Happy 3rd Birthday, Bergalicious!Monday, May 19, 2014
Okay, so it's not technically the third birthday of Bergalicious per se, but it is the third birthday of this blog Funnily enough, Bergalicious is its third incarnation -- the first, rarely remembered, name for the blog was Bright Blue Sun. I don't know why. It just seemed like a good idea at the time.
Nobody put in any questions for me in terms of the blogiversary, and that's okay. Honestly, not that many people read this blog any more, and I don't blame them. I've rarely posted in the past six months or so, I'm not consistent, I'm not sucking up to any other bloggers anymore, and I don't really have much content-wise, and I feel comfortable admitting that.
There was a time when this realization would have made me upset, but it doesn't anymore. Blogging is fun, but it isn't my life. Like I mentioned in my last post, I will be able to blog more now, but I want to make sure that when I do, I'm not blogging just for the sake of blogging.
So instead of doing Q & A like I usually do, this year I am going to leave you with three things I've learned from my three years of blogging here:
1.) Comparison really is the thief of joy.
I know it sounds trite, but it's true. This is something I've been dealing with a lot over the past three years (and really, if I'm being honest, even before that), but it's something I didn't realize until I started blogging. Everybody has problems, even bloggers who seem to have perfect lives. Bloggers choose which parts of their lives to share, and most choose not to share the more grimy parts. A lot of people don't want to blog about their credit card debt, or the fact that they and their partner have been sleeping separately for six months, or that their home was foreclosed on, or that they have been living with their parents. Instead, people usually focus on more positive things. And that's okay. It's just important to remember that even though their lives might seem perfect on the internet, there's probably a lot they're just not telling you. Comparing your life to the seemingly more "with it" or desirable lives of others is not going to help you at all; it will only drive you crazy and cause you to miss out on the great things in your own life.
2.) High school never really ends.
Everybody always tells you that people are way cooler after high school, and you don't have to worry about cliques, or fitting in, or the right clothes (and all those other things that teenagers tend to be preoccupied with in regards to popularity and social status).
Obviously, those people were never bloggers.
When I first started blogging, it was just for fun. I talked about things like my birthday dinner, and making lentil tacos.
Then I started to see that blogging was a business. People who had started their blogs around the same time were buying URLs, and monetizing, and being sent free products for review, and since I was recently jobless at the time, it seemed like a good idea. I started reading articles about how to increase traffic, write better content, and make your blog more aesthetically pleasing. You're supposed to go around and comment on as many blogs as possible, hoping to make connections that can help bring in traffic (that in and of itself is exhausting).
And then you have the popular girls.
Some of them had blogs that slowly rose to popularity, and some of them shot up overnight.
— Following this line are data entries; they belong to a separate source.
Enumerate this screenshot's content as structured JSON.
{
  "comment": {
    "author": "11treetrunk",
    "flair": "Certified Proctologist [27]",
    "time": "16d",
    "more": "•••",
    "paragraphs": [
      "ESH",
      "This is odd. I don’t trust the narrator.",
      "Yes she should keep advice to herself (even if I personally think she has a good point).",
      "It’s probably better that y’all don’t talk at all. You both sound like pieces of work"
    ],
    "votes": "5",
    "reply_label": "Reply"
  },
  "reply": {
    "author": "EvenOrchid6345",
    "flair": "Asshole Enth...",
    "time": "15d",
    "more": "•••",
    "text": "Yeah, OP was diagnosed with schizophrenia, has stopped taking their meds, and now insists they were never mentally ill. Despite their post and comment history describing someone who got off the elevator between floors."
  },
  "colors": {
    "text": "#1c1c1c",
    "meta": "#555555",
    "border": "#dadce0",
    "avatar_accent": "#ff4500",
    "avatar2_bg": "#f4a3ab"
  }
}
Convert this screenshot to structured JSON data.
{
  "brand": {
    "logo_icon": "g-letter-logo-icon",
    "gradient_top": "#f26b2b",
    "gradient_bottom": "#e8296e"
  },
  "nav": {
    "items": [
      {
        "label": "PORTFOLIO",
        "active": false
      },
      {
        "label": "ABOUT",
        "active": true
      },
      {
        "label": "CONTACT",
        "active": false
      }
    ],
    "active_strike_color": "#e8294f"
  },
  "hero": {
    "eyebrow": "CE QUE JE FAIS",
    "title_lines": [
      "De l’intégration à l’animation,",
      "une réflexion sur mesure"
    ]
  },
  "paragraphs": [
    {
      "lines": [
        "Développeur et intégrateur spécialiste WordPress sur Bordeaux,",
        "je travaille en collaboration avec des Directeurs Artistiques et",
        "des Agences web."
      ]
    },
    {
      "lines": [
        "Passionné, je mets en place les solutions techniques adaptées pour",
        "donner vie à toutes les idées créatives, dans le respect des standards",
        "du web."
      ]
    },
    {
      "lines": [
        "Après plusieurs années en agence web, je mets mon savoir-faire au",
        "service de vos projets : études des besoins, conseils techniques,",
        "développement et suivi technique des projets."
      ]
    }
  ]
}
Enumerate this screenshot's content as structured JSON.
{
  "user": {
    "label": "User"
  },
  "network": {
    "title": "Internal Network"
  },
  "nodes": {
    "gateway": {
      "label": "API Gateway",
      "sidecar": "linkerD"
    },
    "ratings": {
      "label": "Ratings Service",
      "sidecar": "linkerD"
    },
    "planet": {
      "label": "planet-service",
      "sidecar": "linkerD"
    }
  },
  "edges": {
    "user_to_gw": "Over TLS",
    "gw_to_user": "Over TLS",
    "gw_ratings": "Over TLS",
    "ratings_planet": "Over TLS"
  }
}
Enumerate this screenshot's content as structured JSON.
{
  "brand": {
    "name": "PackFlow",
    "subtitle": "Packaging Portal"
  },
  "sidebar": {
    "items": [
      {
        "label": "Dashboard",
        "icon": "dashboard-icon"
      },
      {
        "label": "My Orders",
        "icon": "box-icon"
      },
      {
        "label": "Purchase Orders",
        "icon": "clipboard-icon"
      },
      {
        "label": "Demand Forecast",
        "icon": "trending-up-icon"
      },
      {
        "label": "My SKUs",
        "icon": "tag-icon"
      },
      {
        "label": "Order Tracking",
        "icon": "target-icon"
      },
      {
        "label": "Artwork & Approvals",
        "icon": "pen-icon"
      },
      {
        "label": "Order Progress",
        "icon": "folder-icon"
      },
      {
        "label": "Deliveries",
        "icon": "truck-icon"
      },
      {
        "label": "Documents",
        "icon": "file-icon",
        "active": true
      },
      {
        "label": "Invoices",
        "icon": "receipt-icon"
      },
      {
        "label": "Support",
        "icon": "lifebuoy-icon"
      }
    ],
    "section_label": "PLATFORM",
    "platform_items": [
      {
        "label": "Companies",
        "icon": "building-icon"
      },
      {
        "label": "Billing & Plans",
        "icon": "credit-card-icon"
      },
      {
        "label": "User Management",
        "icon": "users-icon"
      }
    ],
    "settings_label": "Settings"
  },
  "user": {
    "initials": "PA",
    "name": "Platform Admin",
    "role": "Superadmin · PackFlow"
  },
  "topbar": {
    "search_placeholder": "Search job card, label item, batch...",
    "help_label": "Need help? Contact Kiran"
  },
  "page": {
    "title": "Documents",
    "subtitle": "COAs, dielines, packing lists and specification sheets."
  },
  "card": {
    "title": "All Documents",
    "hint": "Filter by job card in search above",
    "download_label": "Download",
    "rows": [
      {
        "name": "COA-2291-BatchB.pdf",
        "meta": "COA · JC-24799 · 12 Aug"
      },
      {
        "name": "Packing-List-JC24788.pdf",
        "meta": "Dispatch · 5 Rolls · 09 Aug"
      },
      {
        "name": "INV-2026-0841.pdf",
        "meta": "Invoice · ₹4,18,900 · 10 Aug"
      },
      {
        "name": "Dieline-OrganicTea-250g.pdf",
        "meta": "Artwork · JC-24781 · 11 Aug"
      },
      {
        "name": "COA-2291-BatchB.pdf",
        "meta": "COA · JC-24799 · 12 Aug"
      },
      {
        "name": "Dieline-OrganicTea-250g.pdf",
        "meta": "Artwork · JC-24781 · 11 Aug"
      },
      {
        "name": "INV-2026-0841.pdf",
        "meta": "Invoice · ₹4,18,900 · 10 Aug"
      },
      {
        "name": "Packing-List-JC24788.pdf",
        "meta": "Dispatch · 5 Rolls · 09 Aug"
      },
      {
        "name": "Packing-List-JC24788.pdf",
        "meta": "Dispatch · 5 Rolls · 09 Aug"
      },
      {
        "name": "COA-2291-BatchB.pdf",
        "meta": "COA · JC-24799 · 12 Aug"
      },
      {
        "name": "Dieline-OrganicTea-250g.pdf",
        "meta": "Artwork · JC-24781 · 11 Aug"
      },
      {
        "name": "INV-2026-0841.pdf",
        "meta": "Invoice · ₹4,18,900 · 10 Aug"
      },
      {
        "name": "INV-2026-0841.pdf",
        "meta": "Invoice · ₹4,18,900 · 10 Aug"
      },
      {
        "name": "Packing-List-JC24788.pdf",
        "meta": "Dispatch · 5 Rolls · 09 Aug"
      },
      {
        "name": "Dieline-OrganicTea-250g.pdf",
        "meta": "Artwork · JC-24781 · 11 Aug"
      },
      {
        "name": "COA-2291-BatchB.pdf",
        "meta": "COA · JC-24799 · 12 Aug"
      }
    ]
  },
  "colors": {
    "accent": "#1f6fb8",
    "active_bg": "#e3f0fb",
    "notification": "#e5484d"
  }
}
It's even happened (to a moderate extent) with bloggers I used to be very friendly with.
And I've noticed that a lot of bloggers start to change when that happens.
They start censoring themselves more for their sponsors, and accepting any product they're offered in exchange for going on about how great it is (even if they don't actually believe it). They start snubbing smaller bloggers, even if they're bloggers they used to be friends with.
And all of a sudden, you find yourself trying to keep up with these girls. Trying to increase traffic, pull in similar review opportunities, make yourself seem bigger and better than you are. Trying to fit in with the popular kids.
I found myself doing this, and I didn't like it. And I don't think my readers did either.
It's not worth it.
But that brings me to my final little nugget of wisdom (or whatever you want to call it)...
3.) Blog for you.
This might seem like a no-brainer, but it's not.
And I'm not saying that you should totally go against things your readers like, because if you want people to read your blog, you can't just alienate everyone.
But you need to actually LIKE blogging and what you're blogging about.
Don't blog about how to make a cherry pie if you hate baking. Don't write about wakeboarding if you won't set foot in the water.
When you don't care about what you're writing about, and/or you're not being genuine, it shows.
Be true to yourself. That matters a lot more than the number of hits you get per month.
The way I see it, it's better to be a happy, passionate blogger with five views a day than a hollow shell of your former self with 50,000+ views per month.